SEC Adopts Final Cybersecurity Disclosure Requirements for Public Issuers
The SEC adopted final disclosure requirements on cybersecurity risk management, governance, strategy, and incident reporting by public companies.
As previously covered, the proposed requirements are meant to (i) inform investors as to an issuer's risk management strategy and governance and (ii) provide prompt notification to investors of material cybersecurity incidents, as well as periodic updates on such incidents.
According to the SEC, several "important changes" were made to the final amendments, and they will now require market participants to:
- describe their cybersecurity-related risk assessment and management practices and how any cybersecurity threats have materially impacted their "business strategy, results of operations, or financial condition";
- describe governance practices, including (i) board oversight of risks from cybersecurity threats and (ii) management’s role in addressing cybersecurity threats; and
- report material cybersecurity incidents on Form 8-K within four business days of determining that a company has experienced a material cybersecurity incident, except for instances where the U.S. Attorney General finds that immediate disclosure of an incident is a risk to national security or public safety, in which case filing may be delayed.
The final amendments also require foreign private issuers to (i) provide descriptions on Form 20-F of their oversight and risk management practices for addressing cybersecurity threats and (ii) disclose on Form 6-K material cybersecurity incidents that they would otherwise publicize in a foreign jurisdiction.
The SEC is also requiring the cybersecurity disclosures to be presented in Inline eXtensible Business Reporting Language.
The amendments will become effective 30 days following publication in the Federal Register.
Statements
The following statements on the final amendments were provided by:
- SEC Chair Gary Gensler.
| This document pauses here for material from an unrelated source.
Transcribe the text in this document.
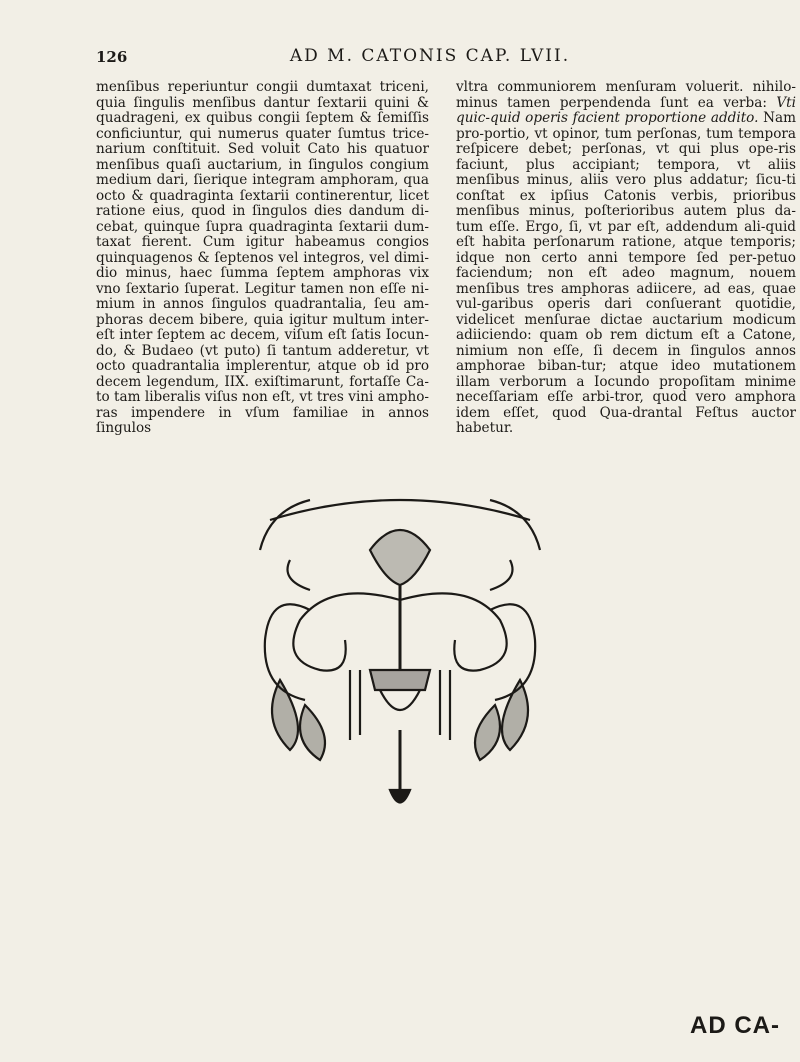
126	AD M. CATONIS CAP. LVII.

menſibus reperiuntur congii dumtaxat triceni, quia ſingulis menſibus dantur ſextarii quini & quadrageni, ex quibus congii ſeptem & ſemiſſis conficiuntur, qui numerus quater ſumtus trice-narium conſtituit. Sed voluit Cato his quatuor menſibus quaſi auctarium, in ſingulos congium medium dari, ſierique integram amphoram, qua octo & quadraginta ſextarii continerentur, licet ratione eius, quod in ſingulos dies dandum di-cebat, quinque ſupra quadraginta ſextarii dum-taxat fierent. Cum igitur habeamus congios quinquagenos & ſeptenos vel integros, vel dimi-dio minus, haec ſumma ſeptem amphoras vix vno ſextario ſuperat. Legitur tamen non eſſe ni-mium in annos ſingulos quadrantalia, ſeu am-phoras decem bibere, quia igitur multum inter-eſt inter ſeptem ac decem, viſum eſt ſatis Iocun-do, & Budaeo (vt puto) ſi tantum adderetur, vt octo quadrantalia implerentur, atque ob id pro decem legendum, IIX. exiſtimarunt, fortaſſe Ca-to tam liberalis viſus non eſt, vt tres vini ampho-ras impendere in vſum familiae in annos ſingulos

vltra communiorem menſuram voluerit. nihilo-minus tamen perpendenda ſunt ea verba: Vti quic-quid operis facient proportione addito. Nam pro-portio, vt opinor, tum perſonas, tum tempora reſpicere debet; perſonas, vt qui plus ope-ris faciunt, plus accipiant; tempora, vt aliis menſibus minus, aliis vero plus addatur; ſicu-ti conſtat ex ipſius Catonis verbis, prioribus menſibus minus, poſterioribus autem plus da-tum eſſe. Ergo, ſi, vt par eſt, addendum ali-quid eſt habita perſonarum ratione, atque temporis; idque non certo anni tempore ſed per-petuo faciendum; non eſt adeo magnum, nouem menſibus tres amphoras adiicere, ad eas, quae vul-garibus operis dari conſuerant quotidie, videlicet menſurae dictae auctarium modicum adiiciendo: quam ob rem dictum eſt a Catone, nimium non eſſe, ſi decem in ſingulos annos amphorae biban-tur; atque ideo mutationem illam verborum a Iocundo propoſitam minime neceſſariam eſſe arbi-tror, quod vero amphora idem eſſet, quod Qua-drantal Feſtus auctor habetur.

AD CA-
Mr. Gensler said the final amendments will make investor disclosures "more consistent, comparable, and decision-useful." He added that the final rules, as amended after public comment, will "streamline required disclosures for both periodic and incident reporting."
- SEC Commissioner Jaime Lizárraga. Mr. Lizárraga emphasized that despite the recent growing number of companies that are prioritizing cyber risk management, there are currently "zero disclosure requirements that explicitly refer to cybersecurity risks, governance or incident report." He said the final amendments will "reduce market mispricing and information asymmetries" while deterring companies from "cherry-pick[ing] disclosures of their cybersecurity risk management processes."
- SEC Commissioner Caroline A. Crenshaw. Ms. Crenshaw said that the final amendments are "an important reminder of how [the SEC's] continuous reporting framework incorporates emerging risks." She encouraged the SEC to continue to consider whether additional disclosures are necessary, such as whether a firm's board has cyber-related experts.
- SEC Commissioner Hester M. Peirce. Ms. Peirce dissented, stating that while "better than the proposal," the final amendments continue to "ignore both the limits of the SEC’s disclosure authority and the best interests of investors." She argued that additional regulations are not necessary; when a market participant fails to satisfy its disclosure requirements regarding cyber risks, the SEC has the ability to pursue enforcement action. Ms. Peirce added that the proposal reads like a "test run for future overly prescriptive, overly costly disclosure rules covering a never-ending list of hot topics."